Parameters: - domainString (str) – the domain string unique identifier.
- turnInfo (dict) – parameters necessary for computing the turn reward, eg., system act or model of the simulated user.
Returns: int – the turn reward for the given domain.
-
-
class
evaluation.EvaluationManager.
Evaluator
(domainString)¶ Interface class for a single domain evaluation module. Responsible for recording/calculating turns, dialogue outcome, reward for a single dialog. To create your own reward model, derive from this class and depending on your requirements override the methods
_getTurnReward()
and_getFinalReward()
.-
_getFinalReward
(finalInfo)¶ Computes the final reward using finalInfo and sets the dialogue outcome.
Should be overridden by sub-class if values others than 0 should be returned.
Parameters: finalInfo (dict) – parameters necessary for computing the final reward, eg., task description or subjective feedback. Returns: int – the final reward, default 0.
-
_getTurnReward
(turnInfo)¶ Computes the turn reward using turnInfo.
Should be overridden by sub-class if values others than 0 should be returned.
Parameters: turnInfo (dict) – parameters necessary for computing the turn reward, eg., system act or model of the simulated user.
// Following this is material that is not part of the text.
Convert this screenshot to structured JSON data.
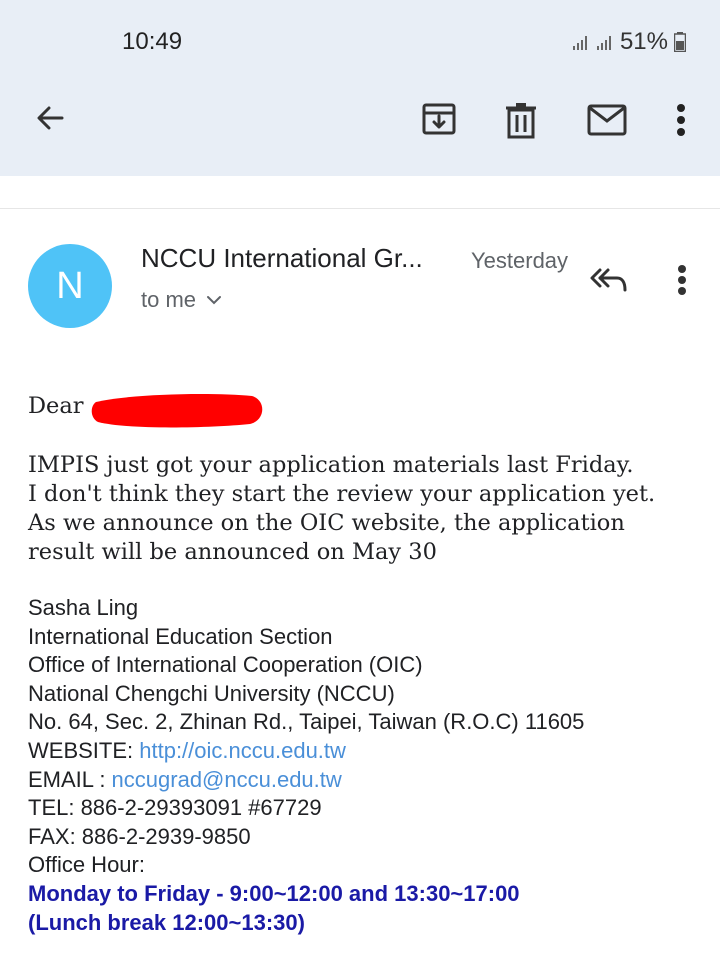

Returns: int – the turn reward, default 0.
-
doTraining
()¶ Defines whether the currently evaluated dialogue should be used for training.
Should be overridden by sub-class if values others than True should be returned.
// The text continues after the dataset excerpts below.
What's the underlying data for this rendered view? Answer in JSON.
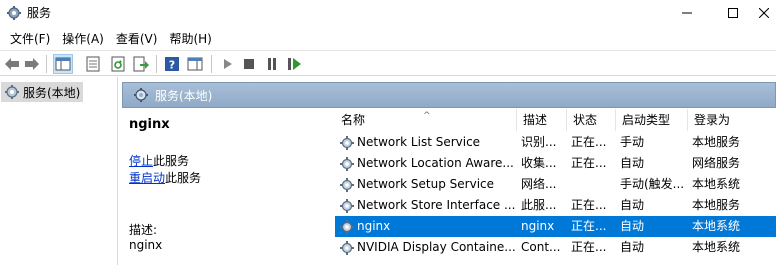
{
  "window": {
    "title": "服务"
  },
  "menu": [
    "文件(F)",
    "操作(A)",
    "查看(V)",
    "帮助(H)"
  ],
  "tree": {
    "item_label": "服务(本地)"
  },
  "panel": {
    "header": "服务(本地)"
  },
  "description": {
    "service_name": "nginx",
    "stop_link": "停止",
    "stop_suffix": "此服务",
    "restart_link": "重启动",
    "restart_suffix": "此服务",
    "desc_label": "描述:",
    "desc_value": "nginx"
  },
  "columns": [
    "名称",
    "描述",
    "状态",
    "启动类型",
    "登录为"
  ],
  "rows": [
    [
      "Network List Service",
      "识别...",
      "正在...",
      "手动",
      "本地服务"
    ],
    [
      "Network Location Aware...",
      "收集...",
      "正在...",
      "自动",
      "网络服务"
    ],
    [
      "Network Setup Service",
      "网络...",
      "",
      "手动(触发...",
      "本地系统"
    ],
    [
      "Network Store Interface ...",
      "此服...",
      "正在...",
      "自动",
      "本地服务"
    ],
    [
      "nginx",
      "nginx",
      "正在...",
      "自动",
      "本地系统"
    ],
    [
      "NVIDIA Display Containe...",
      "Cont...",
      "正在...",
      "自动",
      "本地系统"
    ]
  ],
  "selected_row": 4,
  "colors": {
    "selection": "#0078d7",
    "link": "#0033cc",
    "header_bg": "#97afc9"
  }
}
Returns: bool – whether the dialogue should be used for training
-
finalReward
(finalInfo)¶ Computes the final reward using finalInfo by calling
_getFinalReward()
. Updates total reward and dialogue outcomeParameters: finalInfo (dict) – parameters necessary for computing the final reward, eg., task description or subjective feedback. Returns: int – the final reward.
-
print_dialog_summary
()¶ Prints a summary of the current dialogue. Assumes dialogue outcome represents success. For other types, override methods in sub-class.
-
print_summary
()¶ Prints the summary of a run - ie multiple dialogs. Assumes dialogue outcome represents success. For other types, override methods in sub-class.
-
restart
()¶ Reset the domain evaluators internal variables. :param: None :returns None:
-
turnReward
(turnInfo)¶ Computes the turn reward using turnInfo by calling
_getTurnReward()
. Updates total reward and number of turnsParameters: turnInfo (dict) – parameters necessary for computing the turn reward, eg., system act or model of the simulated user. Returns: int – the turn reward.
-
-
class
evaluation.SuccessEvaluator.
ObjectiveSuccessEvaluator
(domainString)¶ This class provides a reward model based on objective success. For simulated dialogues, the goal of the user simulator is compared with the the information the system has provided. For dialogues with a task file, the task is compared to the information the system has provided.
-
class
evaluation.SuccessEvaluator.
SubjectiveSuccessEvaluator
(domainString)¶ This class implements a reward model based on subjective success which is only possible during voice interaction through the
DialogueServer
. The subjective feedback is collected and passed on to this class.